I am happy with having to partly rewrite some code to make it more palatable to numba. Compiling to “slow mode” creates a bad user experience in my opinion: sure, compilation doesn’t give any errors, but the code isn’t any faster (or is even slower!). On the other hand, an “unforgiving” compilation mode is a bit more challenging to get write, but the benefits are much higher. Since I started spreading the word about numba for real I have recommended everyone to set nopython=True no matter what (or use numba.njit directly of course). I got the impression at some point that object mode would be deprecated?

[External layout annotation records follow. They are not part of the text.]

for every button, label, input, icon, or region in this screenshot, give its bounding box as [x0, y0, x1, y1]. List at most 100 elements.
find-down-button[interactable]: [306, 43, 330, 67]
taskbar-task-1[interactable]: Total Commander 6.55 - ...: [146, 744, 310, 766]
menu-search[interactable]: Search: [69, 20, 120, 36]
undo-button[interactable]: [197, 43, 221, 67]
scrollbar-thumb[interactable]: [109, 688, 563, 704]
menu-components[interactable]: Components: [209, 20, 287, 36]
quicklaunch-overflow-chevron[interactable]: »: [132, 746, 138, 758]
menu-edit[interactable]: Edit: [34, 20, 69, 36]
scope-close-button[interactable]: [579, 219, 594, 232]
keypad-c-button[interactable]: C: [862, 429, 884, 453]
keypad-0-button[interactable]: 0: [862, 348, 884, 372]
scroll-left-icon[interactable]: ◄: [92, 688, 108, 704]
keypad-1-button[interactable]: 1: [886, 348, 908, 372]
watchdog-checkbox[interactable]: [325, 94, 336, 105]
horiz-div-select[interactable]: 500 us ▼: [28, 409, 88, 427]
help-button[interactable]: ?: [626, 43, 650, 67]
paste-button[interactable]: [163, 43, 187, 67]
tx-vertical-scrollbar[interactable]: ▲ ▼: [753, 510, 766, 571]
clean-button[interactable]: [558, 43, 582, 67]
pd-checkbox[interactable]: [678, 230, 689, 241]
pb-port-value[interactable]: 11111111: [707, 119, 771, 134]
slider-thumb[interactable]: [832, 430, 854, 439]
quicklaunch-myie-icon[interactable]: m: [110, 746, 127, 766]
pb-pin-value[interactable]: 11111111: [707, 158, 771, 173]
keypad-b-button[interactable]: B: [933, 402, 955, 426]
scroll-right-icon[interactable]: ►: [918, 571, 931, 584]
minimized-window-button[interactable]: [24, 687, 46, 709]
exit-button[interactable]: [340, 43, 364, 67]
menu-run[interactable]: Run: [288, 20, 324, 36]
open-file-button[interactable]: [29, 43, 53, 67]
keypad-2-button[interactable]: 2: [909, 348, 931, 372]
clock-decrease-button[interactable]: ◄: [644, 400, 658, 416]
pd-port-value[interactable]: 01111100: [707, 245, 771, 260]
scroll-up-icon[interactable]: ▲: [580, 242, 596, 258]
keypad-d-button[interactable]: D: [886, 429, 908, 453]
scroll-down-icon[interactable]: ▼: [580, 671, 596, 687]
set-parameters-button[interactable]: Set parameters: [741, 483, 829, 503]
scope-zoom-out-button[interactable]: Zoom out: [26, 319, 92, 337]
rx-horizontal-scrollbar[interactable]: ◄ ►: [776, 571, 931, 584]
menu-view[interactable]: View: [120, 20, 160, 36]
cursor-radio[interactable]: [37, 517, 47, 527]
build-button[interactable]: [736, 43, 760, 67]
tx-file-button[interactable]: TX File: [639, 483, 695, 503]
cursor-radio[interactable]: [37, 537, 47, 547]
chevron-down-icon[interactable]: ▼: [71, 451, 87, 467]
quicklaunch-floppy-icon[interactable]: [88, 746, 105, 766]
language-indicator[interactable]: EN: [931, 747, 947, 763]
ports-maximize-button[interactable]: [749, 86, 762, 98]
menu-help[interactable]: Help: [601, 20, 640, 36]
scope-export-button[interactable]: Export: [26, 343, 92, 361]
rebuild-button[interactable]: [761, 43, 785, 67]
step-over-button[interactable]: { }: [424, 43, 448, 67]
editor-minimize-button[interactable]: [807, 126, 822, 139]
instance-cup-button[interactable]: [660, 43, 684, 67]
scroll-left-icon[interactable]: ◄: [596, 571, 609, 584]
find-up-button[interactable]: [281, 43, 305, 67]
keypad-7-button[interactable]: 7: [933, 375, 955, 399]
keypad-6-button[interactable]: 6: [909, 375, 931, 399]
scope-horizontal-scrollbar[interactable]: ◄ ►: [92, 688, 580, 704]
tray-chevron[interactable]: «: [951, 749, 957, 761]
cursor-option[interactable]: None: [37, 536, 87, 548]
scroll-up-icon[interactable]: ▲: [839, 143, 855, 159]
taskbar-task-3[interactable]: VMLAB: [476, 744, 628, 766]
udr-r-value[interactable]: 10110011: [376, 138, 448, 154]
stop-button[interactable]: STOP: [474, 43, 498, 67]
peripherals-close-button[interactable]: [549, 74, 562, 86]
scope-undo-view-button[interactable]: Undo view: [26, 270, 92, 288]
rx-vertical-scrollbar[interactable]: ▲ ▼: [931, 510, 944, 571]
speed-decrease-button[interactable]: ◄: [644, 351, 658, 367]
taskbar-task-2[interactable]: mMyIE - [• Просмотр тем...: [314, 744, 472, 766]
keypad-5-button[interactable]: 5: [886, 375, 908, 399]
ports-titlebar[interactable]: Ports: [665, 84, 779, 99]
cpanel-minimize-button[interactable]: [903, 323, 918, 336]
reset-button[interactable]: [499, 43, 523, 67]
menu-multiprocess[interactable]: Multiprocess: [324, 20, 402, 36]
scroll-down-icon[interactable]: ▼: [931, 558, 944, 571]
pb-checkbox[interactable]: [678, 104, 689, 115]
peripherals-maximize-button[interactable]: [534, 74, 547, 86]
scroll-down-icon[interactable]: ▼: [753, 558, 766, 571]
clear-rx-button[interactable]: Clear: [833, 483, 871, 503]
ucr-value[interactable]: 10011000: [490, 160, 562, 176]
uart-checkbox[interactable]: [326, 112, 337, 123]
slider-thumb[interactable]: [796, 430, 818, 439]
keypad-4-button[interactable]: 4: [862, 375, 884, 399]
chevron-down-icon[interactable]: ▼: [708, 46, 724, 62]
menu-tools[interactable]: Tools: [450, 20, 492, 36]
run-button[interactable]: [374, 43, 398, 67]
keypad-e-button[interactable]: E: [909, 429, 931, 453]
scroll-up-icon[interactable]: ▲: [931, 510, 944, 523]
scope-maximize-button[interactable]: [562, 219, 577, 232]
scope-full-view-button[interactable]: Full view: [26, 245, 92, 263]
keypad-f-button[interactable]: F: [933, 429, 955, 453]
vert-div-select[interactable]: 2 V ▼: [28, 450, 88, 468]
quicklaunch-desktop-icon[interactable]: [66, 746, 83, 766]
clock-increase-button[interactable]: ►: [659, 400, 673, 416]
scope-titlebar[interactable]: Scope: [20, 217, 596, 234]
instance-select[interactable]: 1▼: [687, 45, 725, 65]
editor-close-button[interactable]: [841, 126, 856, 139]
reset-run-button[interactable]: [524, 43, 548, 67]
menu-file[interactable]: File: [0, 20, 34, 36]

I was happy even when I had to initialize arrays outside of JITted functions. Seemed a bit FORTRANesque, and forced me to rewrite more code? Sure, but it was not that hard, and the benefit was immediate. In that sense, when numba supported initializing memory inside JITted functions, I saw it as a win, but at the same time, I’m sure it has increased the complexity of the code and made maintenance more difficult.

I get that there are several projects to “compile Python” or generally make it faster and it’s tough for users to pick one of them. But I think it’s the price to pay for having a dynamic language that, in addition, is evolving faster than ever. Setting reasonable boundaries and expectations around that would make numba more powerful, not less (by focusing development time on making it even more awesome for the use cases that are already supported, rather than trying to please everyone, everywhere).